Congenital heart defects associated with aneuploidy syndromes

Article Title: Congenital heart defects associated with aneuploidy syndromes: New insights into familiar associations

Authors: Lin, Santoro, High, Goldenberg, and Gutmark-Little

Date of Publication: November 7, 2019

“The frequent occurrence of congenital heart defects (CHDs) in chromosome abnormality syndromes is well-known, and among aneuploidy syndromes, distinctive patterns have been delineated.
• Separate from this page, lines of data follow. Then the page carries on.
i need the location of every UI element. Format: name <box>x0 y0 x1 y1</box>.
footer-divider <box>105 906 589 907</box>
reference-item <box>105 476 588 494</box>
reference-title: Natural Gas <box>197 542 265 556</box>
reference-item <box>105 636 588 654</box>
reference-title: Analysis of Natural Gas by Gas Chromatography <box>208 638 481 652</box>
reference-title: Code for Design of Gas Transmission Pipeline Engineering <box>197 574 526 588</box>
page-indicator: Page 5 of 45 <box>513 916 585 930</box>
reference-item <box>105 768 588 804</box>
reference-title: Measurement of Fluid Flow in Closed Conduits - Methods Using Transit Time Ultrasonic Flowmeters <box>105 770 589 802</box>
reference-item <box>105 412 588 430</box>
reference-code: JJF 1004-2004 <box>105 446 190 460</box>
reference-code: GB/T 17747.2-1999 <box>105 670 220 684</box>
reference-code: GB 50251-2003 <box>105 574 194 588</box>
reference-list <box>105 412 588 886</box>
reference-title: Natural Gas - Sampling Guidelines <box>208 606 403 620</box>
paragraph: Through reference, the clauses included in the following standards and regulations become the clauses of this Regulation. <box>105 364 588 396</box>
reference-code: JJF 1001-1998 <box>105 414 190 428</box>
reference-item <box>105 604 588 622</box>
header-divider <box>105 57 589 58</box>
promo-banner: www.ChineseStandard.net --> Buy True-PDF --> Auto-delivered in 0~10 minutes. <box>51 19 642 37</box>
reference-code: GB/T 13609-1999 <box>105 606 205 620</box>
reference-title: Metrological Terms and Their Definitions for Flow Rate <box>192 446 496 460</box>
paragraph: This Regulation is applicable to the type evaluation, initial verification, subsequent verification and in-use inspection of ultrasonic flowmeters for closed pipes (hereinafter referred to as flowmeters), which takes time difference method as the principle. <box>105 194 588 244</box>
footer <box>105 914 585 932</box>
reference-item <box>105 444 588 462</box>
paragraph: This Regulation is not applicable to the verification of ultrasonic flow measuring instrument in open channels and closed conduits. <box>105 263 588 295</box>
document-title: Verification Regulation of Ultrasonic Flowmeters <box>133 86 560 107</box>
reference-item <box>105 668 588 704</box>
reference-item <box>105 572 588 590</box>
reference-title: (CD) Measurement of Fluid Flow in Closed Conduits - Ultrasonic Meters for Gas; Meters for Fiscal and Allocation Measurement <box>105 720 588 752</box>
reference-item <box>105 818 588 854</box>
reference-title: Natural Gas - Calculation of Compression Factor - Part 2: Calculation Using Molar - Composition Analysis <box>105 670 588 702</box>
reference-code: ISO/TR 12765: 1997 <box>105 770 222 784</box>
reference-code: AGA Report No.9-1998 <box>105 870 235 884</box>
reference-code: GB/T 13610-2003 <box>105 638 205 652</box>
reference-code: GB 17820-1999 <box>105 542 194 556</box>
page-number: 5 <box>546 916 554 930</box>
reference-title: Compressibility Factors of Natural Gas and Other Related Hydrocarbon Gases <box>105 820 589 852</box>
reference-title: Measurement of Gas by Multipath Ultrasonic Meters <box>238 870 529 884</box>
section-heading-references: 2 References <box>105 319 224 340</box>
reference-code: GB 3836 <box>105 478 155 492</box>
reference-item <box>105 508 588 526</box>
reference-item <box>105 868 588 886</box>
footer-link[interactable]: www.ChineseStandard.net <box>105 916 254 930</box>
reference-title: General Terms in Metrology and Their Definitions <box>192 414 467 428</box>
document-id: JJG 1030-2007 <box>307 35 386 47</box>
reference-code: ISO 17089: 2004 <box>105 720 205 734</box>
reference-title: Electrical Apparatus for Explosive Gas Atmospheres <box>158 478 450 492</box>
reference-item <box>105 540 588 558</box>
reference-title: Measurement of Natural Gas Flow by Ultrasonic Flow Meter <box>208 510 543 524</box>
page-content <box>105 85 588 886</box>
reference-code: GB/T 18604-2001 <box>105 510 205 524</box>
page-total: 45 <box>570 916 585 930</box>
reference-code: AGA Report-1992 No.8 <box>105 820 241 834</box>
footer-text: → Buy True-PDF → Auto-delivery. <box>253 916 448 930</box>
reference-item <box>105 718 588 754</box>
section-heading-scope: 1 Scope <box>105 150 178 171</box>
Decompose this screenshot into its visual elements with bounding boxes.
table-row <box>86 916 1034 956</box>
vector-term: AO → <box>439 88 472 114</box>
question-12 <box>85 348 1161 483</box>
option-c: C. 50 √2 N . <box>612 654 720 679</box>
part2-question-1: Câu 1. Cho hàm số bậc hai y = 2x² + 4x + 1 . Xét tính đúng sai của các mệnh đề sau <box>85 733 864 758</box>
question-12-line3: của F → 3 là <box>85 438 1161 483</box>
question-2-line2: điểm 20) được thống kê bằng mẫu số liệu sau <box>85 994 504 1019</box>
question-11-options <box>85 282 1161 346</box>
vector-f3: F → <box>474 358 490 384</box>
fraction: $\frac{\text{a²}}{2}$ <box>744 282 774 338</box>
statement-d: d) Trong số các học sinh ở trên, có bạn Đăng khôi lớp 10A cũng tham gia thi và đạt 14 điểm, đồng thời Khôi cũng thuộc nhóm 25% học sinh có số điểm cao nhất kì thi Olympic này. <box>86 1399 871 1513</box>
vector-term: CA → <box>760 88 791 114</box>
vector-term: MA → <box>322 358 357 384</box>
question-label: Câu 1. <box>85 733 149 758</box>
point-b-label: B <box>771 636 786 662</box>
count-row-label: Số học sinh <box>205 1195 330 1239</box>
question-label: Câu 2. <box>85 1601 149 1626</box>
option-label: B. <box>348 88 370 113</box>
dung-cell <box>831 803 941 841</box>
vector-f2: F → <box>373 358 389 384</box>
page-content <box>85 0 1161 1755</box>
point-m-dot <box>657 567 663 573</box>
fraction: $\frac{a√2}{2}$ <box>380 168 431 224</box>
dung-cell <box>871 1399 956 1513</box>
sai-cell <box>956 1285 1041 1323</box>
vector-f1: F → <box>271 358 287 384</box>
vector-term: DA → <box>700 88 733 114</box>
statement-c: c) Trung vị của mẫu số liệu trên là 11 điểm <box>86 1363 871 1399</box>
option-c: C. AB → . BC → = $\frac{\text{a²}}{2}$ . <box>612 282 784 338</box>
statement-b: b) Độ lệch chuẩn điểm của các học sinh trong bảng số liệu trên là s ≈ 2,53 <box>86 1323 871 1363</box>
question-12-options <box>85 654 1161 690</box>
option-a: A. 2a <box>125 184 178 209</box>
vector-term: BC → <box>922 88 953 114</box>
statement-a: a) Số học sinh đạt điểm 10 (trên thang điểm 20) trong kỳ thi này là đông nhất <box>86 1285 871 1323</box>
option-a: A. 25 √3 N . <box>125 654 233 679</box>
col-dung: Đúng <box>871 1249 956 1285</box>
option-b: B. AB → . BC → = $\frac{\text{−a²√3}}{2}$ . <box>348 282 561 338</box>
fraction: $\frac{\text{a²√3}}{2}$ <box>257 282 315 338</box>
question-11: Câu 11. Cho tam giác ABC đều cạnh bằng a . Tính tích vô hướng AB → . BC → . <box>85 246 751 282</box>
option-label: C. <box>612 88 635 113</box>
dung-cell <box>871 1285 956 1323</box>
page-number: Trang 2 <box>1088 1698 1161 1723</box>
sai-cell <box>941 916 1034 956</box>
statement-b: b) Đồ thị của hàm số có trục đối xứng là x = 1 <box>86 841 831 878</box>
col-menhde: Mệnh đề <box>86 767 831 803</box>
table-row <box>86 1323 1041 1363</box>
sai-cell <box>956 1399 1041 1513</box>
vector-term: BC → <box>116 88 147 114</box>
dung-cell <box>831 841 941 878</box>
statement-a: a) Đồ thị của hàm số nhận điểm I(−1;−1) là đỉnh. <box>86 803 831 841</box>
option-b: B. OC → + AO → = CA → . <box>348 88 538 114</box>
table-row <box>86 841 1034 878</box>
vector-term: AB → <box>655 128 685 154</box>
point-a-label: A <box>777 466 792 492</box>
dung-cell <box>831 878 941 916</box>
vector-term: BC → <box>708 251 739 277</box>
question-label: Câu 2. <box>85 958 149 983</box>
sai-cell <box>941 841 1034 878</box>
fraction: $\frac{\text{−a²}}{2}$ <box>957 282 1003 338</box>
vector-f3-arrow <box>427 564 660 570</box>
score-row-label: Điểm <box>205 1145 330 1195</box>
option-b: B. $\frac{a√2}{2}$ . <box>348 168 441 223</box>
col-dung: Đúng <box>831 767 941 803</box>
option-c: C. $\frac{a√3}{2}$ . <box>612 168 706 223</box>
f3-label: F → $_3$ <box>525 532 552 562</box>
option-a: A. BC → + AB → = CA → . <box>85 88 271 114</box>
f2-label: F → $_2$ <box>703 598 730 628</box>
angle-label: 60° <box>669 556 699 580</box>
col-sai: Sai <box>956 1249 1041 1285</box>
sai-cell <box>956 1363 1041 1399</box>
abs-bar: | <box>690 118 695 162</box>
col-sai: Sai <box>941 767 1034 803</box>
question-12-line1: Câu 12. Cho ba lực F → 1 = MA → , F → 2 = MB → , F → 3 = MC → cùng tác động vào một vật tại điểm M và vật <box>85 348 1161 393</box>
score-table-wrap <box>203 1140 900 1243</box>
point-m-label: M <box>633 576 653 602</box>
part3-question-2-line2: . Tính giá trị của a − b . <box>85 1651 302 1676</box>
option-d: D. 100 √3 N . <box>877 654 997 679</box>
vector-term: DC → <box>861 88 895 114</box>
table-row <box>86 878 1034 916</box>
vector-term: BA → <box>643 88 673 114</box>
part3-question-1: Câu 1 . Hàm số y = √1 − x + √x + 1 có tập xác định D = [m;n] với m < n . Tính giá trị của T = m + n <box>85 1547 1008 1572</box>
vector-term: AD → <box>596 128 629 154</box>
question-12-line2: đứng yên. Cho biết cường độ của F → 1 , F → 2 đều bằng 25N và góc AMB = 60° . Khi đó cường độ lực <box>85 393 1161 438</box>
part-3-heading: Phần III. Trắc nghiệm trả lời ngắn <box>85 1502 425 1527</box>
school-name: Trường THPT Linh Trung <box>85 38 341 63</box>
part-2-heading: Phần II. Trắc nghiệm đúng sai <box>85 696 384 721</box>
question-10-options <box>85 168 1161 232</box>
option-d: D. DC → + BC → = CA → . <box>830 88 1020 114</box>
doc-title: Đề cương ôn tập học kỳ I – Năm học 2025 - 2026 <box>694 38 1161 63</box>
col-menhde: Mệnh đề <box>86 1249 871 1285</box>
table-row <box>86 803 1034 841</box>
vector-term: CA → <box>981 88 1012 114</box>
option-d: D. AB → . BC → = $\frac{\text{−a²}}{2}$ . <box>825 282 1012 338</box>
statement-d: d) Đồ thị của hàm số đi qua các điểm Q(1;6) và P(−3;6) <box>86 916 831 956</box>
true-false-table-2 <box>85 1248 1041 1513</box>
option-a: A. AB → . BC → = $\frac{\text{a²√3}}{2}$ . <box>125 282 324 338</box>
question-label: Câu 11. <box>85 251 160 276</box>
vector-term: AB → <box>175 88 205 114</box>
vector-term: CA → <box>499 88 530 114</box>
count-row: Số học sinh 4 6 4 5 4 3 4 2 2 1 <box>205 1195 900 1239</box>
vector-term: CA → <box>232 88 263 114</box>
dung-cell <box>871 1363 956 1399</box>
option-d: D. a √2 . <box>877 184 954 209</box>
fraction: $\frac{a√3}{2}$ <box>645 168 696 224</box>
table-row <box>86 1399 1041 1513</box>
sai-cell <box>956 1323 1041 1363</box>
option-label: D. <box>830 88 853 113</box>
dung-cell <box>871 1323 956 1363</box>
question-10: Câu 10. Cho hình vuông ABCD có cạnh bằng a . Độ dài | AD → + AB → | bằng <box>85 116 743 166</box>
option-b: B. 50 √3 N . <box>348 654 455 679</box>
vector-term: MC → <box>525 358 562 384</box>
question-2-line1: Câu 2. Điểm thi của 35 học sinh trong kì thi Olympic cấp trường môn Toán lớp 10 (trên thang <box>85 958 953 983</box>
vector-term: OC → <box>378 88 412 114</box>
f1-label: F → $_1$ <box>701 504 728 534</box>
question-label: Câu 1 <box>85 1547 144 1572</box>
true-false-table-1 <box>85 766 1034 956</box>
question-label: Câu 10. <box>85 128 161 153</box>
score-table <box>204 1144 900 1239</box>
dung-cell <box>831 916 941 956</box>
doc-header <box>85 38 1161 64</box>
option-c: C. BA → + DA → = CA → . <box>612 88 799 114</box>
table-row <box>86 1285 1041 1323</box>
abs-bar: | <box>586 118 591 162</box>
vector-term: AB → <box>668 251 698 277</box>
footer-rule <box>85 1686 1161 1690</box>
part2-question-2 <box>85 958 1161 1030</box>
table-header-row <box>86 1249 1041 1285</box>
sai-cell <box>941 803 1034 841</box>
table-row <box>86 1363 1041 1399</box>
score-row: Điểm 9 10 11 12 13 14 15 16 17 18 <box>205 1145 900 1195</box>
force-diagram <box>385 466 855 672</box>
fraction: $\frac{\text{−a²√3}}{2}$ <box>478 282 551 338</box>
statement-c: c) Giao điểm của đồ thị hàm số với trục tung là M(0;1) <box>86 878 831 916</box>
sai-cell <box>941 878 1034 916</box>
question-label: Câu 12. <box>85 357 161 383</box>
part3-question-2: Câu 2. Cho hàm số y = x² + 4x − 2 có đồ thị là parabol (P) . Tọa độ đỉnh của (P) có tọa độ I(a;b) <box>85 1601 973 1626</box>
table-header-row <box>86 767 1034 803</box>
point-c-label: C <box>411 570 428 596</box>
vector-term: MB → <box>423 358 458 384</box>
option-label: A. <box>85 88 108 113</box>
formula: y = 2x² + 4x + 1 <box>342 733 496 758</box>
We update the type and frequency of CHDs in the aneuploidy syndromes involving trisomy 13, 18, 21, and 22, and in several sex chromosome abnormalities (Turner syndrome, trisomy X, Klinefelter syndrome, 47,XYY, and 48,XXYY).We also discuss the impact of noninvasive prenatal screening (mainly, cell-free DNA analysis), critical CHD screening, and the growth of parental advocacy on their surgical management and natural history. We encourage clinicians to view the cardiac diagnosis as a ‘phenotype’ which supplements the external dysmorphology examination. When detected prenatally, severe CHDs may influence decision-making, and postnatally, they are often the major determinants of survival. This review should be useful to geneticists, cardiologists, neonatologists, perinatal specialists, other pediatric specialists, and general pediatricians. As patients survive (and thrive) into adulthood, internists and related adult specialists will also need to be informed about their natural history and management.”